Eike Steckel mit silbernem Meisterbrief geehrt
Im Rahmen einer Feierstunde ist dem Metallbauermeister Eike Steckel am Freitag, 22. Mai 2026, der silberne Meisterbrief der Handwerkskammer Dortmund verliehen worden. Überreicht wurde die Auszeichnung durch Sabine Matuschowski. Zahlreiche Gäste aus Handwerk, Politik sowie Wegbegleiter des Familienunternehmens Steckel Metallbau nahmen an der Ehrung teil.
Besonders freute sich Steckel darüber, dass mit dem stellvertretenden Bürgermeister der Gemeinde Holzwickede, Taufeck Essakali, auch ein ehemaliger Mit-Auszubildender der Firma unter den Gratulanten war. Beide hatten einst gemeinsam ihre Ausbildung im Unternehmen begonnen. Zu den Gästen gehörten außerdem der Kreishandwerksmeister und Obermeister der Metall-Innung Unna Christoph Knepper, Hauptgeschäftsführer der Kreishandwerkerschaft Hellweg-Lippe, Detlef Schönberger sowie der Geschäftsstellenleiter Unna, Volker Stein. Seit 2016 engagiert sich Eike Steckel als Beisitzer in der Metall-Innung Unna.

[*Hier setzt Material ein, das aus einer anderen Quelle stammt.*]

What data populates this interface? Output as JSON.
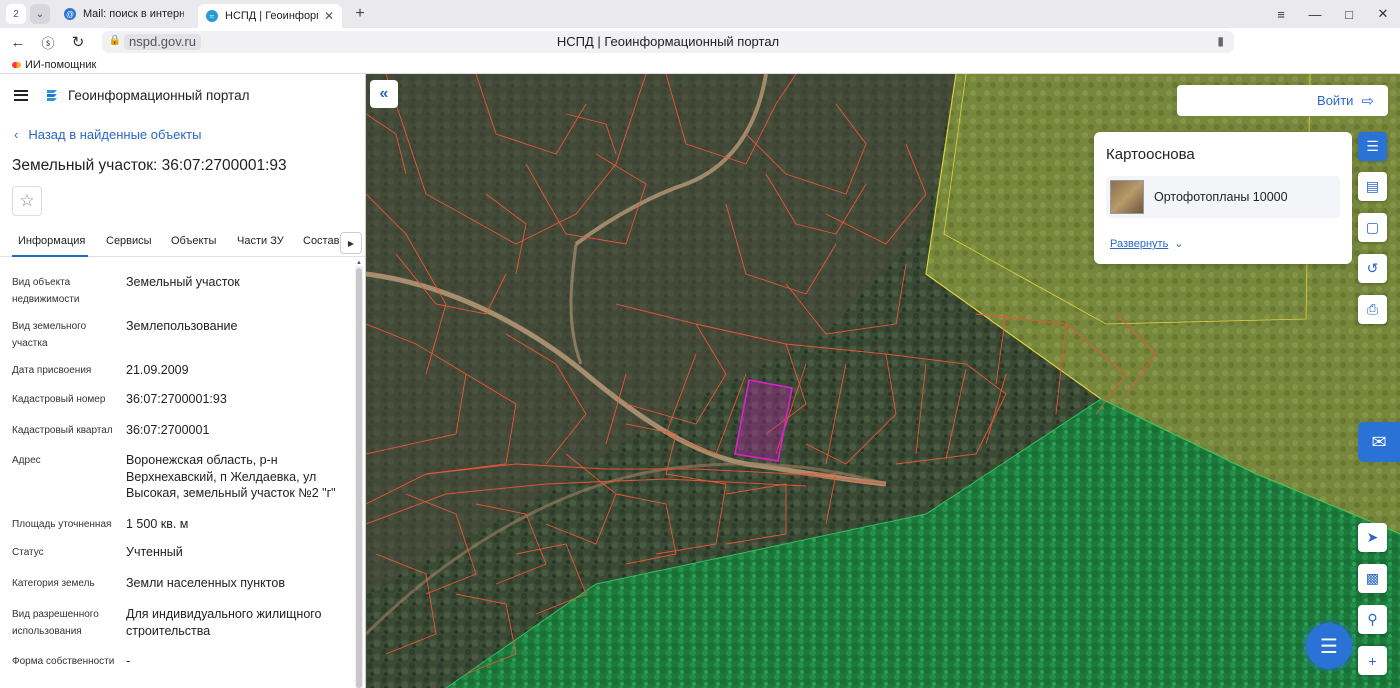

Verbunden wurde die Ehrung mit einem Tag der offenen Tür auf dem Firmengelände der Steckel Metallbau GmbH im Gewerbegebiet Natorp. Zahlreiche Besucher nutzten die Gelegenheit, sich über den Betrieb zu informieren und mit Mitarbeitern ins Gespräch zu kommen.
Die Geschichte des Familienunternehmens begann 1981 mit der Übernahme der damaligen Schlosserei Wilhelm Kötter in Unna-Afferde durch Hans Peter und Birgit Steckel. 1988 zog der Betrieb nach Holzwickede um. Eike Steckel trat 1996 in das Unternehmen ein. Mit viel persönlichem Einsatz entwickelte die Familie den Betrieb kontinuierlich weiter. Nach Ausbildung, Meistertitel und Weiterbildung zum Betriebswirt des Handwerks übernahm er 2011 die Geschäftsführung. Heute beschäftigt die Steckel Metallbau GmbH 15 Facharbeiter in den Bereichen Schutzplanken-, Stahl- und Metallbau sowie einen Auszubildenden in der Konstruktionstechnik. Die Ausbildung junger Menschen ist dem Unternehmen seit jeher ein besonderes Anliegen.
„Die Feier war ein Dankeschön an Mitarbeiter und Geschäftspartner. Ich verstehe den silbernen Meisterbrief als Anerkennung des bisher Erreichten – zugleich aber auch als Verpflichtung und Ansporn, das traditionelle Handwerk mit Blick auf die Herausforderungen der Zukunft verantwortungsvoll weiterzuführen“, so Eike Steckel.